Partirà domani, in tutta Italia, l’iniziativa promosso dai Comuni italiani per sostenere l’introduzione di un’ora di educazione alla cittadinanza, come materia curricolare, nelle scuole di ogni ordine e grado. «Saremo in piazza per iniziare a raccogliere le firme e spiegare alle persone in cosa consiste la proposta di legge di iniziativa popolare che, con una delegazione di sindaci, abbiamo depositato in Corte di Cassazione il 14 giugno e che ci auguriamo possa diventare legge», ha spiegato il sindaco di Firenze, Dario Nardella, lanciando l’iniziativa di piazza dei sindaci con il sostegno dell’Anci. Quella di domani sarà la prima di una serie di giornate di mobilitazione, finalizzate a raccogliere le cinquantamila firme in sei mesi necessarie per il deposito della proposta di legge in Parlamento.

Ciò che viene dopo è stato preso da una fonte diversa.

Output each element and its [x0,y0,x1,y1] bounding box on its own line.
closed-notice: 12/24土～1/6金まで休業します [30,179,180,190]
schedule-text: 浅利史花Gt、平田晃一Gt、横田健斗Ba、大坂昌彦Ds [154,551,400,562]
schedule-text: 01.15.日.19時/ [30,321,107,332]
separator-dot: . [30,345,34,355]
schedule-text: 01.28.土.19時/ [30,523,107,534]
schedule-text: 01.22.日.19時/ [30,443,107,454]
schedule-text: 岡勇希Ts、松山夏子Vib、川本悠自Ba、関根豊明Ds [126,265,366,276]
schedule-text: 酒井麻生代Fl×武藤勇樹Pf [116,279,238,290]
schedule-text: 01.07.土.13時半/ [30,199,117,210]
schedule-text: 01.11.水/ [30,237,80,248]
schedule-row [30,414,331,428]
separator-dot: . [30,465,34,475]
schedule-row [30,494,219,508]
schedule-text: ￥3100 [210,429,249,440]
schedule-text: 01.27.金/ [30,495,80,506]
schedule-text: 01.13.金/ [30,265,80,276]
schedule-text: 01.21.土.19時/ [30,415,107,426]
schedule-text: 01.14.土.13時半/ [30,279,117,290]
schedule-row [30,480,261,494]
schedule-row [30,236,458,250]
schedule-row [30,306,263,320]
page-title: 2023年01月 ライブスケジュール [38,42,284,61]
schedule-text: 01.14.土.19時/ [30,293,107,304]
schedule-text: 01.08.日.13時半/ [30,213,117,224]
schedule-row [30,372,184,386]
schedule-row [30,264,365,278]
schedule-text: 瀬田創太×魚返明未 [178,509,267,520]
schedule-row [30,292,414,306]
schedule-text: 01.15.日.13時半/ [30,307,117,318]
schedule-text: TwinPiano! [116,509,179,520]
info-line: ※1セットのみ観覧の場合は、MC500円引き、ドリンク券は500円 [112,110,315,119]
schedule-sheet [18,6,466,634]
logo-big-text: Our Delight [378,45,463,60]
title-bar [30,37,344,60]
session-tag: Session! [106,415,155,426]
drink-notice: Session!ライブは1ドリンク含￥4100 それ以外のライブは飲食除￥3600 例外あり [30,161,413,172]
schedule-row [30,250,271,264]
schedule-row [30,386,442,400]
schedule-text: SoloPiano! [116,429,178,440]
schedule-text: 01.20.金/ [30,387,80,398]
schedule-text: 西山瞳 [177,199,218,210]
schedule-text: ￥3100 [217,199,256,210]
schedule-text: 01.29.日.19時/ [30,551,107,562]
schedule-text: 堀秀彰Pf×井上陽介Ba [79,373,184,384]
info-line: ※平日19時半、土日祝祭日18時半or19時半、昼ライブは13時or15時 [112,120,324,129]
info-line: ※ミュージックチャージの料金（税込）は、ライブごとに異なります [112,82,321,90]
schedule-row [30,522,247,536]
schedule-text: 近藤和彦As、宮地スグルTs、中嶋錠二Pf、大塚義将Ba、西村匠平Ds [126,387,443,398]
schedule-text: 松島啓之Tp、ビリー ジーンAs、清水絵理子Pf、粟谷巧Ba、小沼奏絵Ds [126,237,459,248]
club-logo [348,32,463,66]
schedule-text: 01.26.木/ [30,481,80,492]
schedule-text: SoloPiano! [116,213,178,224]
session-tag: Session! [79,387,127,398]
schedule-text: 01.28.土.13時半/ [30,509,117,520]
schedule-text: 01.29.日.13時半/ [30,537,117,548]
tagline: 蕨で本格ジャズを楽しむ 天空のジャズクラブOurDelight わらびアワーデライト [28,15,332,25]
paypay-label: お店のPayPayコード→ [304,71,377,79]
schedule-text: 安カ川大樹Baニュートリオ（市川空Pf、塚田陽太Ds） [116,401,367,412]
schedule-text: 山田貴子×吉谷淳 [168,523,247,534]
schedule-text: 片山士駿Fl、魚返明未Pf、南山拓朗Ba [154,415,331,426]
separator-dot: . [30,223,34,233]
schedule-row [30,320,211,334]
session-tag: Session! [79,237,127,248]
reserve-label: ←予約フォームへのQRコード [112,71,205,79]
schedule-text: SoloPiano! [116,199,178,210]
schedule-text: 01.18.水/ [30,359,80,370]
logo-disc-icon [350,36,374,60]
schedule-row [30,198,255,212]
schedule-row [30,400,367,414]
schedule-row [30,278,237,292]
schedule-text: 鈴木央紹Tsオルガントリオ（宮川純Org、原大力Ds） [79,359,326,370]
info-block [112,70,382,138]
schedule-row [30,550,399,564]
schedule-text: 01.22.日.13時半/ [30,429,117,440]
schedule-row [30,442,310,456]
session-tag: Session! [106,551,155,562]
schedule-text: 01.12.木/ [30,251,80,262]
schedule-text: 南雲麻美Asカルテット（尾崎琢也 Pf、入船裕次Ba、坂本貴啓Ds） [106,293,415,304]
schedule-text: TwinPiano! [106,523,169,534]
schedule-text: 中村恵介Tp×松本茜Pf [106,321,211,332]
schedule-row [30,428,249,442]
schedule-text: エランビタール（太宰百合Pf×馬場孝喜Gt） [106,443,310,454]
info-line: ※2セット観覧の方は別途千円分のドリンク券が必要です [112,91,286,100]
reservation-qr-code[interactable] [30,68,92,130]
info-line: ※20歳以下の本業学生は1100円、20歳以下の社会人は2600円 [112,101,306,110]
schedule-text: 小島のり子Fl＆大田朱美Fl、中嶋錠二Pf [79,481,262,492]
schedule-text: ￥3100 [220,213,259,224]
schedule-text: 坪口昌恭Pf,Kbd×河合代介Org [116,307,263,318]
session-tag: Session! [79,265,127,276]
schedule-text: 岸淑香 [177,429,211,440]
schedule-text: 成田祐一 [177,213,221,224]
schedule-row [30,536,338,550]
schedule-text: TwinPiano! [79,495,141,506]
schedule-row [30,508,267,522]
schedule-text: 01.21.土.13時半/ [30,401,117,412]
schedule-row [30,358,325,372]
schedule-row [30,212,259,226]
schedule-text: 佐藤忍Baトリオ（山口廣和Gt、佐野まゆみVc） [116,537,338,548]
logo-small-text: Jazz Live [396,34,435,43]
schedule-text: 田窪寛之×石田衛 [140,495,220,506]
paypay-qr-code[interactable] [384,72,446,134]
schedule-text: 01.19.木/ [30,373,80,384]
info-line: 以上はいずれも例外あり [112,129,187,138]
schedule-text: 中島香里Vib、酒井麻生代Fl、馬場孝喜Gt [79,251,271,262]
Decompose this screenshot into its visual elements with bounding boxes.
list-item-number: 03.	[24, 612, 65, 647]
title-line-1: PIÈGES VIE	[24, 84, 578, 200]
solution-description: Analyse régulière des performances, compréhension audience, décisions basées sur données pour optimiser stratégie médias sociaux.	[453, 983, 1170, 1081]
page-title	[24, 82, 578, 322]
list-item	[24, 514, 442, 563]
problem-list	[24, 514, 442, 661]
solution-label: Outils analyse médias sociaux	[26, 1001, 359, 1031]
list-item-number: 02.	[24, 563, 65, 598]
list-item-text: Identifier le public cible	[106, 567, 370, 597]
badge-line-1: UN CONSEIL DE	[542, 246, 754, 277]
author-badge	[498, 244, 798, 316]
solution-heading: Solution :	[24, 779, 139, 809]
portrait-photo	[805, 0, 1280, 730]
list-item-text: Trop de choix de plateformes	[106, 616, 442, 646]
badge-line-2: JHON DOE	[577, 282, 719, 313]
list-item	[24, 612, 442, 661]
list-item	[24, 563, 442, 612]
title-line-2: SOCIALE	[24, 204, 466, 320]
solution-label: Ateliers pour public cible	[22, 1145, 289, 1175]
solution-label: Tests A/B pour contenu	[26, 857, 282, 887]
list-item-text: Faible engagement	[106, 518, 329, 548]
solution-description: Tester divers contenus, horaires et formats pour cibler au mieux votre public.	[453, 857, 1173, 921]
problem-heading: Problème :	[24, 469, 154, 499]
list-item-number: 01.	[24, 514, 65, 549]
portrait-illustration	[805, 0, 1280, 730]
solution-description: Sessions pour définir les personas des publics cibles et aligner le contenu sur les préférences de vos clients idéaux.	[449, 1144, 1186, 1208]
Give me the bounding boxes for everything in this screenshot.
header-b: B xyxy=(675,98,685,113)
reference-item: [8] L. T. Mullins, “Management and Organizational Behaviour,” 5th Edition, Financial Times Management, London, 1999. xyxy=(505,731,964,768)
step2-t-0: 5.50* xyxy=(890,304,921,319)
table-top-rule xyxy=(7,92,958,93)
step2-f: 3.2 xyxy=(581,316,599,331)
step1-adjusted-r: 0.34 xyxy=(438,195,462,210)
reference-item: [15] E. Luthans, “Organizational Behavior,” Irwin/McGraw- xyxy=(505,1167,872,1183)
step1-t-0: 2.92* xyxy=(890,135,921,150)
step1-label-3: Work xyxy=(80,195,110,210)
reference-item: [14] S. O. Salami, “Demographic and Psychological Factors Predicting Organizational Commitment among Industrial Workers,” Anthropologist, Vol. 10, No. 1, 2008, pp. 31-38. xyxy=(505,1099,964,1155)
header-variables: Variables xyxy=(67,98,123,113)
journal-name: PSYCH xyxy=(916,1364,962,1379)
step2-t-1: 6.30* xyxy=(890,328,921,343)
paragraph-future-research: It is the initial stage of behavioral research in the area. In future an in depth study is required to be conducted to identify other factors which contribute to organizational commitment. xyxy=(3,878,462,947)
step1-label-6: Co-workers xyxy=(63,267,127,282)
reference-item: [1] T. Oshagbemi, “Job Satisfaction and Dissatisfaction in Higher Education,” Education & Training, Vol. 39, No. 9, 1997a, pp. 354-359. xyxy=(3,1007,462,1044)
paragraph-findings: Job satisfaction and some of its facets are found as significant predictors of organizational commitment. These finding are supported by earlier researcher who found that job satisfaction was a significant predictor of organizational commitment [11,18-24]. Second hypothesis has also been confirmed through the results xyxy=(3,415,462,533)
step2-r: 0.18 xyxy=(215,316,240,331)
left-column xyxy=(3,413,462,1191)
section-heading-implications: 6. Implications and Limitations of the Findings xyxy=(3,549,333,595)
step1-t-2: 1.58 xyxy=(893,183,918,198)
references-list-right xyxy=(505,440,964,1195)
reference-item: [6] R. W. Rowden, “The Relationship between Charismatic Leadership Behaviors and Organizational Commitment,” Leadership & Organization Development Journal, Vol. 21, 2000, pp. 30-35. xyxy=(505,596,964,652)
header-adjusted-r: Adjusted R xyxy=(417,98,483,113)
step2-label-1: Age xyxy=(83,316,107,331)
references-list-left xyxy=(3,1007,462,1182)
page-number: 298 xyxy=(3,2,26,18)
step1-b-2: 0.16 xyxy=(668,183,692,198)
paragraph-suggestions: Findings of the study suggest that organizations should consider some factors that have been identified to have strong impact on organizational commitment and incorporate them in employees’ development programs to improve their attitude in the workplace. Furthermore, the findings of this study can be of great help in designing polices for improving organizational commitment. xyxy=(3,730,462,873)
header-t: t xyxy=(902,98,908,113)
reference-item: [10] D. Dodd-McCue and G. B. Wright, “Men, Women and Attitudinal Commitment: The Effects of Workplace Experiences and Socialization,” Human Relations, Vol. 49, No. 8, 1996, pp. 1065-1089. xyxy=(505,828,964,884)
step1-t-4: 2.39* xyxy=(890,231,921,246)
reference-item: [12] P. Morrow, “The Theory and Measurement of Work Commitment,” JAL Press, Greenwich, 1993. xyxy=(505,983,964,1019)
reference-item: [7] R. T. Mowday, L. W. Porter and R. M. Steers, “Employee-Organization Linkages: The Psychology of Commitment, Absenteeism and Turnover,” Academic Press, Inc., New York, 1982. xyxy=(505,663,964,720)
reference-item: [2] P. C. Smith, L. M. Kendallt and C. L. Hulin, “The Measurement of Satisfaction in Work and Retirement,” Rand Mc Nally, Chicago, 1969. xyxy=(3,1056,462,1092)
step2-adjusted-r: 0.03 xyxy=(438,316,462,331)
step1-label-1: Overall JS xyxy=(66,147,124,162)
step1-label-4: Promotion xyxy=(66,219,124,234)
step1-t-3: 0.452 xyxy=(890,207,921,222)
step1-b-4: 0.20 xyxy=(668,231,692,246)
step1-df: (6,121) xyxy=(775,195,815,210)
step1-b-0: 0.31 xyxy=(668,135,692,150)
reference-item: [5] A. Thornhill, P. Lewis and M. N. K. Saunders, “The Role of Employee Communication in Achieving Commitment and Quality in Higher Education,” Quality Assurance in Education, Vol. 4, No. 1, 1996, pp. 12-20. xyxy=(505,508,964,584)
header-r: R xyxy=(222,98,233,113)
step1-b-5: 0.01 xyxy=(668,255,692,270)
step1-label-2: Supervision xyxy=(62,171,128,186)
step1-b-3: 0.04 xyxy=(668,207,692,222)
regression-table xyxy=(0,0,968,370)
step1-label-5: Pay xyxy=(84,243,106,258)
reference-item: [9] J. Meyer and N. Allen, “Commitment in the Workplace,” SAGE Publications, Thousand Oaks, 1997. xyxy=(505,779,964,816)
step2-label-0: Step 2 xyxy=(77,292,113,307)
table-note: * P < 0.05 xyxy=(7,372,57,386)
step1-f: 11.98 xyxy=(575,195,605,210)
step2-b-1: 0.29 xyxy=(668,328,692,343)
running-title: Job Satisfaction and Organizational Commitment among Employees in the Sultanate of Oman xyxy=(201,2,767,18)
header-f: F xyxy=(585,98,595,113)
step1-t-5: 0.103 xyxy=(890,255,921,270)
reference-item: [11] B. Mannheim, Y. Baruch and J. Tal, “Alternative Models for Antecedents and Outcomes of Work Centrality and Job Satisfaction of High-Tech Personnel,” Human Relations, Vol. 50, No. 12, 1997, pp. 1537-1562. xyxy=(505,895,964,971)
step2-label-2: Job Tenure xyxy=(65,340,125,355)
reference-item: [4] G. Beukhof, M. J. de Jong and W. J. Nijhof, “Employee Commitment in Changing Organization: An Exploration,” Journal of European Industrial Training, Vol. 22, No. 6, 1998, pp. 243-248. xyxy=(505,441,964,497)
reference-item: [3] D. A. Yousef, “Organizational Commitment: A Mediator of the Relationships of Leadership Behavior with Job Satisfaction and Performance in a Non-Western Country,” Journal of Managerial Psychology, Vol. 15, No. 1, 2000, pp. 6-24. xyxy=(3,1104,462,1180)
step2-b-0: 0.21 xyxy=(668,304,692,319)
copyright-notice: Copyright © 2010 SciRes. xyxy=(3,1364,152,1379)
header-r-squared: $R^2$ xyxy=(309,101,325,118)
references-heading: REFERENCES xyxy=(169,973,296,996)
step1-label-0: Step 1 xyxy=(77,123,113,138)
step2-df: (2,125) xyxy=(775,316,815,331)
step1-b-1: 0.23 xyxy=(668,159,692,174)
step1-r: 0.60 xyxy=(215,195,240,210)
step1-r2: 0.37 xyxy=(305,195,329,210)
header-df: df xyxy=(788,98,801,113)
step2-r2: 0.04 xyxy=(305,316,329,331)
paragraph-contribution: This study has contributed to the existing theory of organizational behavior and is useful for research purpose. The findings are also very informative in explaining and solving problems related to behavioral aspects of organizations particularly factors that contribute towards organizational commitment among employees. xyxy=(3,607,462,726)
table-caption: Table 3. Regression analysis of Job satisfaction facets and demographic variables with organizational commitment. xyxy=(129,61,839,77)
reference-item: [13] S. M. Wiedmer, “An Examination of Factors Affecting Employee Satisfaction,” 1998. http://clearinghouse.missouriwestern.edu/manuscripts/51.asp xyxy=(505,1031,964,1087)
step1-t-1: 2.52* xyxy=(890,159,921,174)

IL SENSO • «La proposta di legge, lanciata dal Comune di Firenze e fatta nostra – spiega il presidente dell’Anci e sindaco di Bari, Antonio Decaro – punta a far crescere nelle nuove generazioni il senso di appartenenza alla comunità che è la base del vivere civile e solidale. L’ora di educazione alla cittadinanza, oltre a far conoscere i principi costituzionali, investirà su un aumento di consapevolezza rispetto ai beni di tutti e rispetto alle norme comportamentali. Farà capire, cioè, che il comportamento di ciascuno di noi, si tratti di rispettare una panchina o un concittadino, non è indifferente».

I DOCUMENTI • Nelle piazze italiane saranno allestiti banchetti e gazebo per la raccolta delle firme, con eventi, declinati città per città, per coinvolgere quanta più gente possibile: genitori e giovani, chiunque senta il bisogno di contribuire a questa battaglia di civiltà. Sarà distribuito materiale informativo e sarà illustrato l’articolato della proposta di legge. Alcuni intellettuali e artisti hanno già deciso di sostenere la campagna promossa dall’Anci. Tutti i documenti sono scaricabili dal sito anci.it.